Python run another script from a python script

Question

def run_cmd(self, cmd):
    print cmd 

    status = os.system(cmd)
    print 'Command ran with Status: %s' % status

    if status:
        s = 'Command Failed: Status: %s for %s' % (status, cmd)
        print s
        sys.exit(status)
    else:
        s = 'Command Success: %s' % cmd 

    return status

I am using this function to run a python script from another script.

Ex:

command_to_exec = 'python script_b.py'
run_cmd(command_to_exec)

Now if script_b.py fails script_a.py exits with the status.

That's okay.

Case 2 :

command_to_exec = 'python script_a.py --options'
rum_cmd(command_to_exec)

This case is script_a.py running 'python script_a.py' from itself. In this case, if newly spawned script_a.py fails, the outer script_a.py is still a success, because it wasn't able to catch the failure of inner script_a.py (because of sys.exit(status))

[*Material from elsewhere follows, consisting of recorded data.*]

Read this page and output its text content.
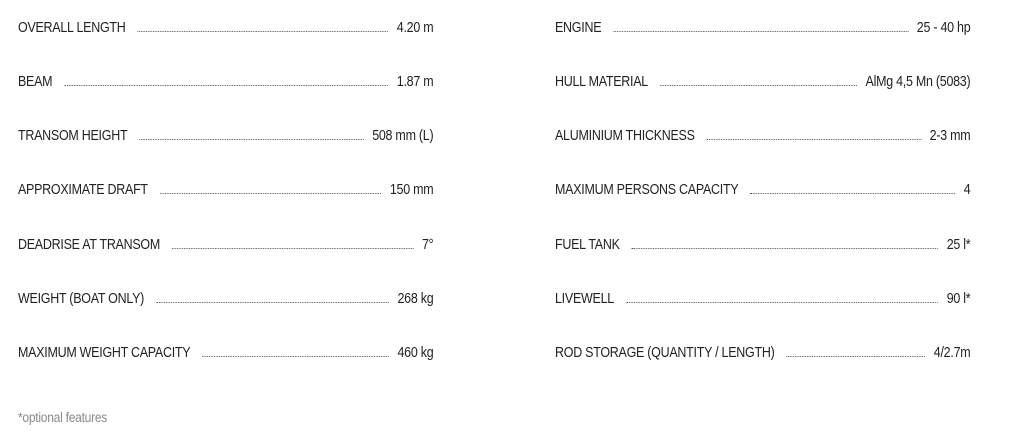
OVERALL LENGTH	4.20 m
BEAM	1.87 m
TRANSOM HEIGHT	508 mm (L)
APPROXIMATE DRAFT	150 mm
DEADRISE AT TRANSOM	7°
WEIGHT (BOAT ONLY)	268 kg
MAXIMUM WEIGHT CAPACITY	460 kg
ENGINE	25 - 40 hp
HULL MATERIAL	AlMg 4,5 Mn (5083)
ALUMINIUM THICKNESS	2-3 mm
MAXIMUM PERSONS CAPACITY	4
FUEL TANK	25 l*
LIVEWELL	90 l*
ROD STORAGE (QUANTITY / LENGTH)	4/2.7m
*optional features
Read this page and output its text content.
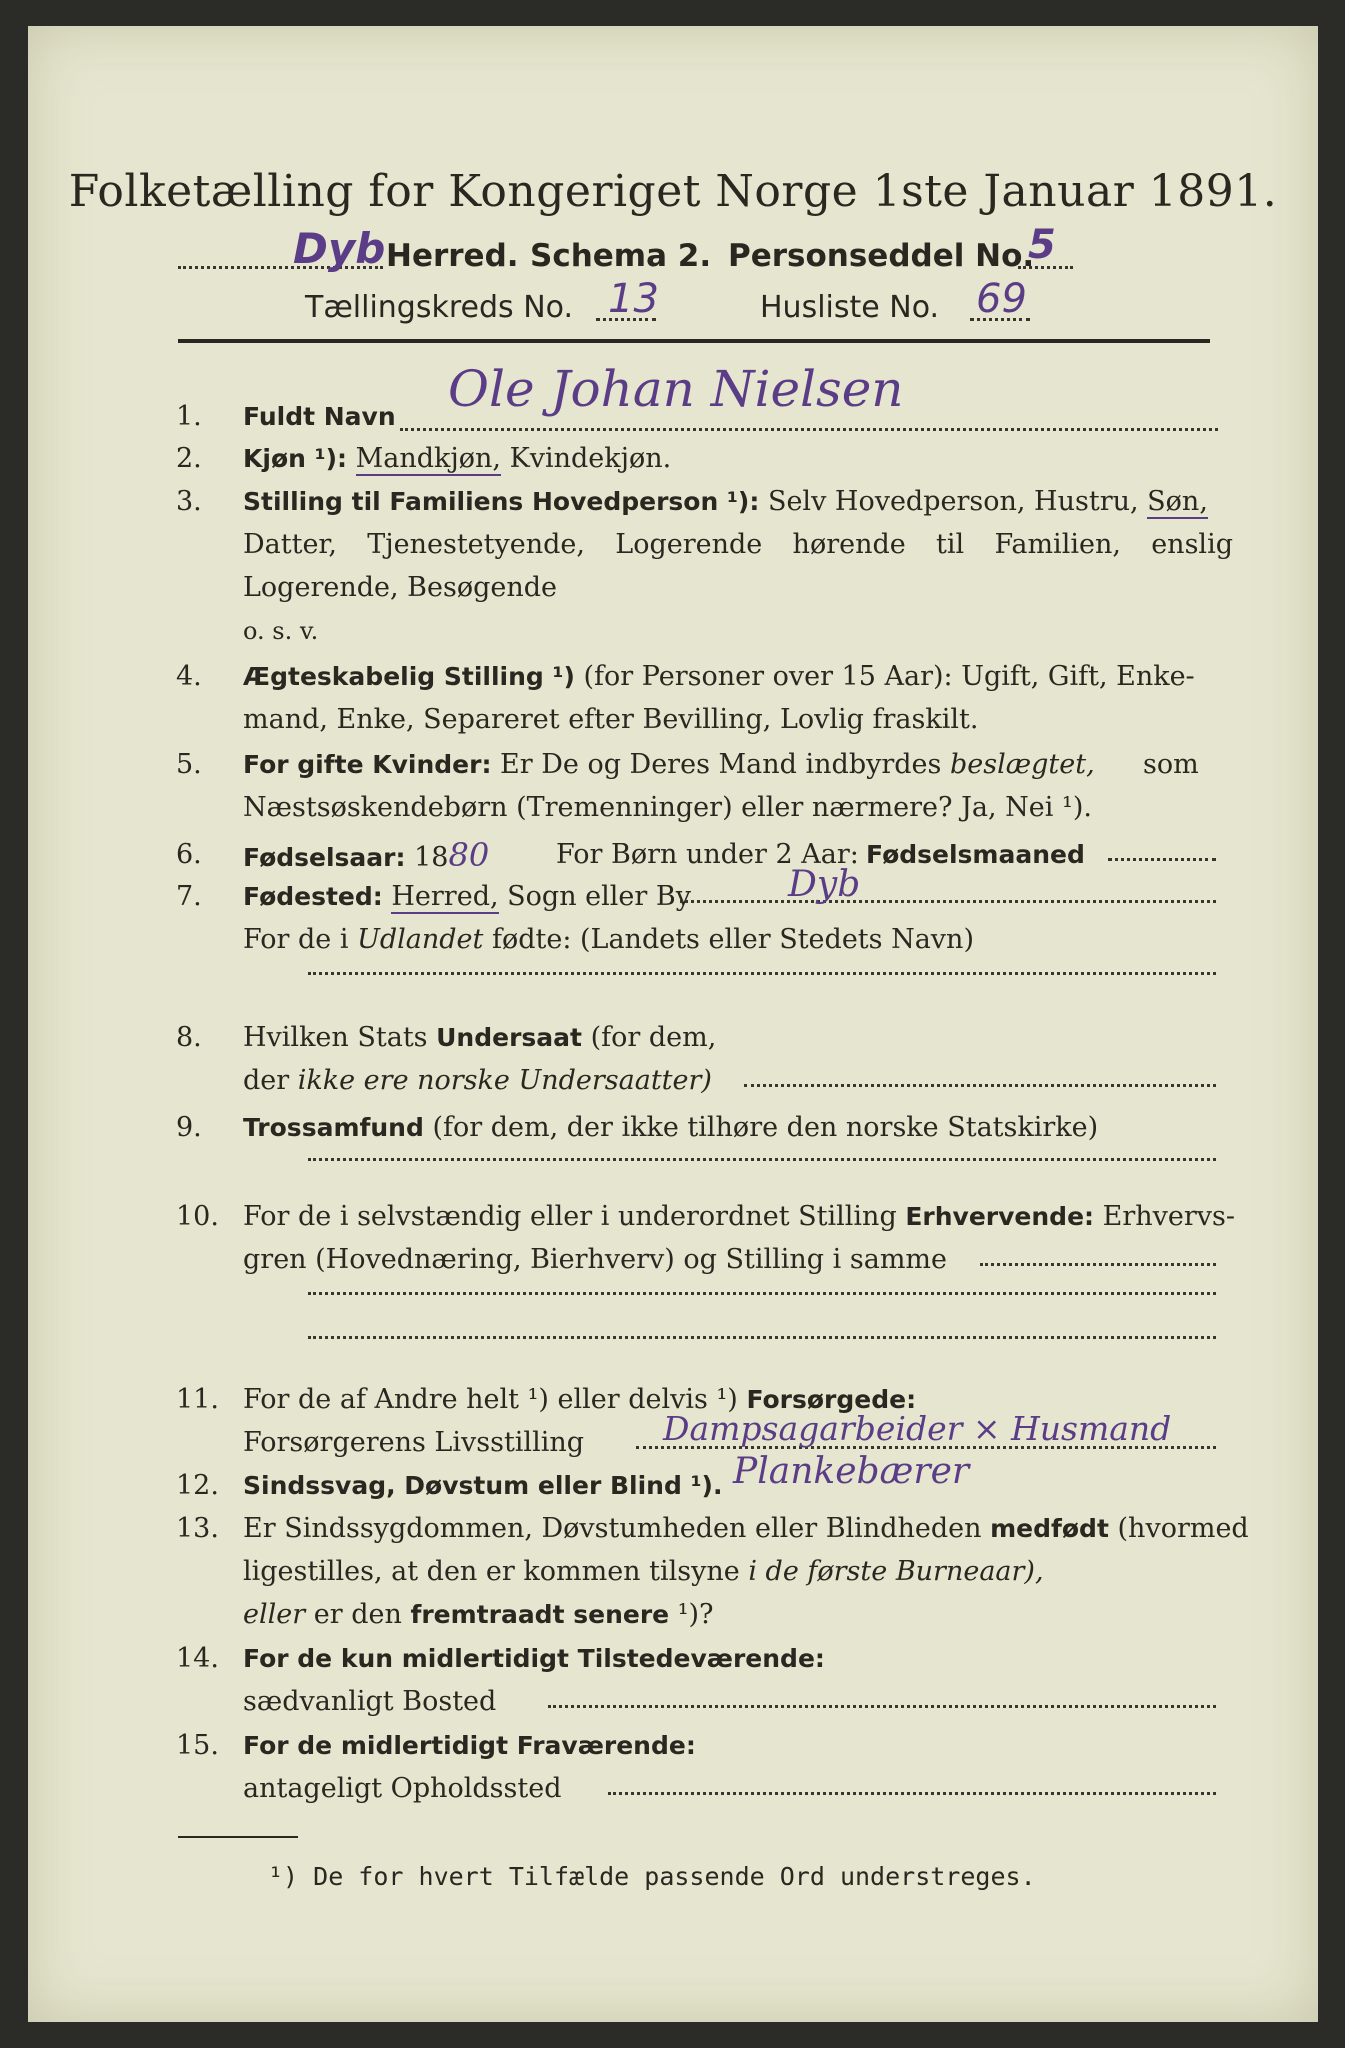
Folketælling for Kongeriget Norge 1ste Januar 1891.
Dyb Herred. Schema 2. Personseddel No.
5
Tællingskreds No. 13	Husliste No. 69
1.	Fuldt Navn Ole Johan Nielsen
2.	Kjøn ¹): Mandkjøn, Kvindekjøn.
3.	Stilling til Familiens Hovedperson ¹): Selv Hovedperson, Hustru, Søn,
Datter, Tjenestetyende, Logerende hørende til Familien, enslig
Logerende, Besøgende
o. s. v.
4.	Ægteskabelig Stilling ¹) (for Personer over 15 Aar): Ugift, Gift, Enke-
mand, Enke, Separeret efter Bevilling, Lovlig fraskilt.
5.	For gifte Kvinder: Er De og Deres Mand indbyrdes beslægtet, som
Næstsøskendebørn (Tremenninger) eller nærmere? Ja, Nei ¹).
6.	Fødselsaar: 1880 For Børn under 2 Aar: Fødselsmaaned
7.	Fødested: Herred, Sogn eller By	Dyb
For de i Udlandet fødte: (Landets eller Stedets Navn)
8.	Hvilken Stats Undersaat (for dem,
der ikke ere norske Undersaatter)
9.	Trossamfund (for dem, der ikke tilhøre den norske Statskirke)
10. For de i selvstændig eller i underordnet Stilling Erhvervende: Erhvervs-
gren (Hovednæring, Bierhverv) og Stilling i samme
11. For de af Andre helt ¹) eller delvis ¹) Forsørgede:
Forsørgerens Livsstilling Dampsagarbeider × Husmand
12. Sindssvag, Døvstum eller Blind ¹). Plankebærer
13. Er Sindssygdommen, Døvstumheden eller Blindheden medfødt (hvormed
ligestilles, at den er kommen tilsyne i de første Burneaar),
eller er den fremtraadt senere ¹)?
14. For de kun midlertidigt Tilstedeværende:
sædvanligt Bosted
15. For de midlertidigt Fraværende:
antageligt Opholdssted
¹) De for hvert Tilfælde passende Ord understreges.
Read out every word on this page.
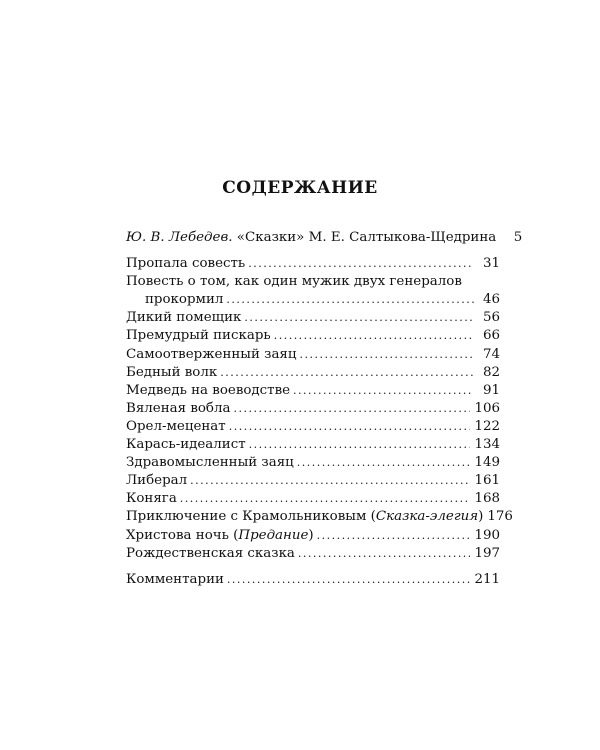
СОДЕРЖАНИЕ
Ю. В. Лебедев. «Сказки» М. Е. Салтыкова-Щедрина	5
Пропала совесть .....	31
Повесть о том, как один мужик двух генералов
прокормил .....	46
Дикий помещик .....	56
Премудрый пискарь .....	66
Самоотверженный заяц .....	74
Бедный волк .....	82
Медведь на воеводстве .....	91
Вяленая вобла .....	106
Орел-меценат .....	122
Карась-идеалист .....	134
Здравомысленный заяц .....	149
Либерал .....	161
Коняга .....	168
Приключение с Крамольниковым (Сказка-элегия) 176
Христова ночь (Предание) .....	190
Рождественская сказка .....	197
Комментарии .....	211
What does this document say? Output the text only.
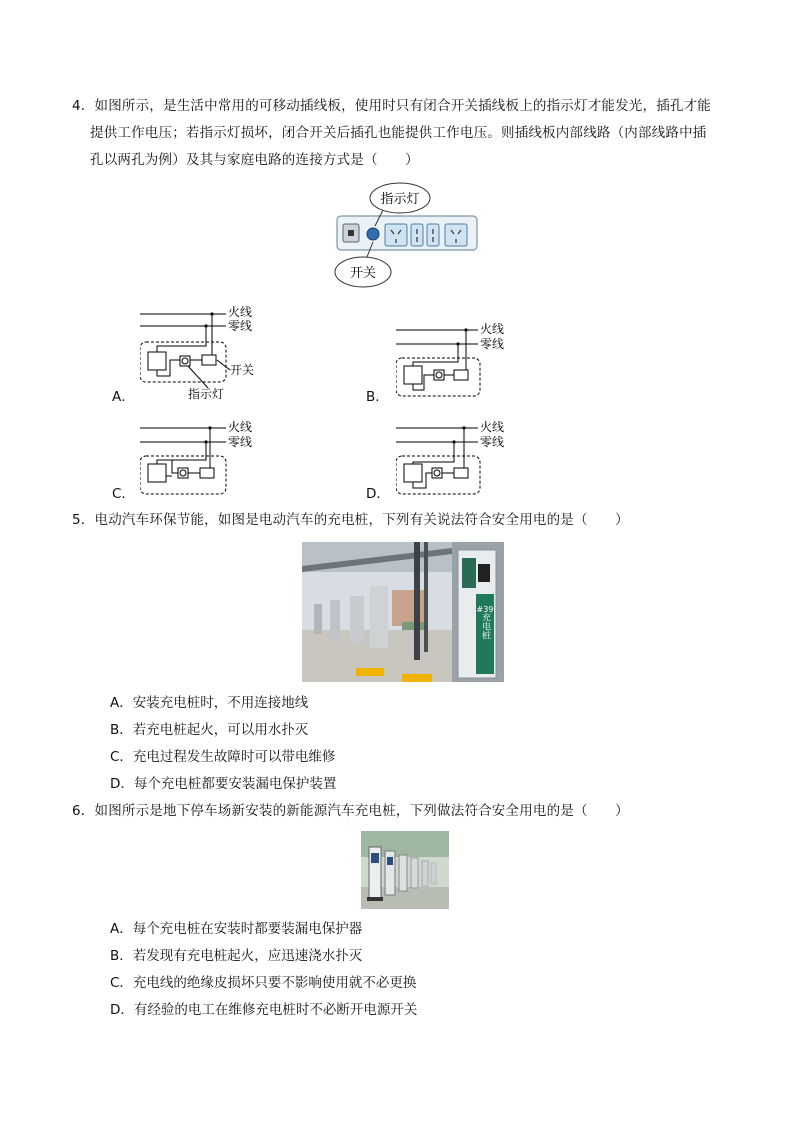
4．如图所示，是生活中常用的可移动插线板，使用时只有闭合开关插线板上的指示灯才能发光，插孔才能
提供工作电压；若指示灯损坏，闭合开关后插孔也能提供工作电压。则插线板内部线路（内部线路中插
孔以两孔为例）及其与家庭电路的连接方式是（　　）
指示灯
开关
火线
零线
开关
指示灯
A．
火线
零线
B．
火线
零线
C．
火线
零线
D．
5．电动汽车环保节能，如图是电动汽车的充电桩，下列有关说法符合安全用电的是（　　）
#39
充电桩
A．安装充电桩时，不用连接地线
B．若充电桩起火，可以用水扑灭
C．充电过程发生故障时可以带电维修
D．每个充电桩都要安装漏电保护装置
6．如图所示是地下停车场新安装的新能源汽车充电桩，下列做法符合安全用电的是（　　）
A．每个充电桩在安装时都要装漏电保护器
B．若发现有充电桩起火，应迅速浇水扑灭
C．充电线的绝缘皮损坏只要不影响使用就不必更换
D．有经验的电工在维修充电桩时不必断开电源开关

Now, how do I handle this situation? (If inner script_a fails, outer script_a should exit)

Answer 1

You can just run your other script as a module. Let's say you have the folder:
dir
|---main.py
|---imported.py
And you want to run the second from the first. Just use import , like that:

import imported #the file name without the extension

It will run that file, and you will be able to use it's vars and functions in your main script.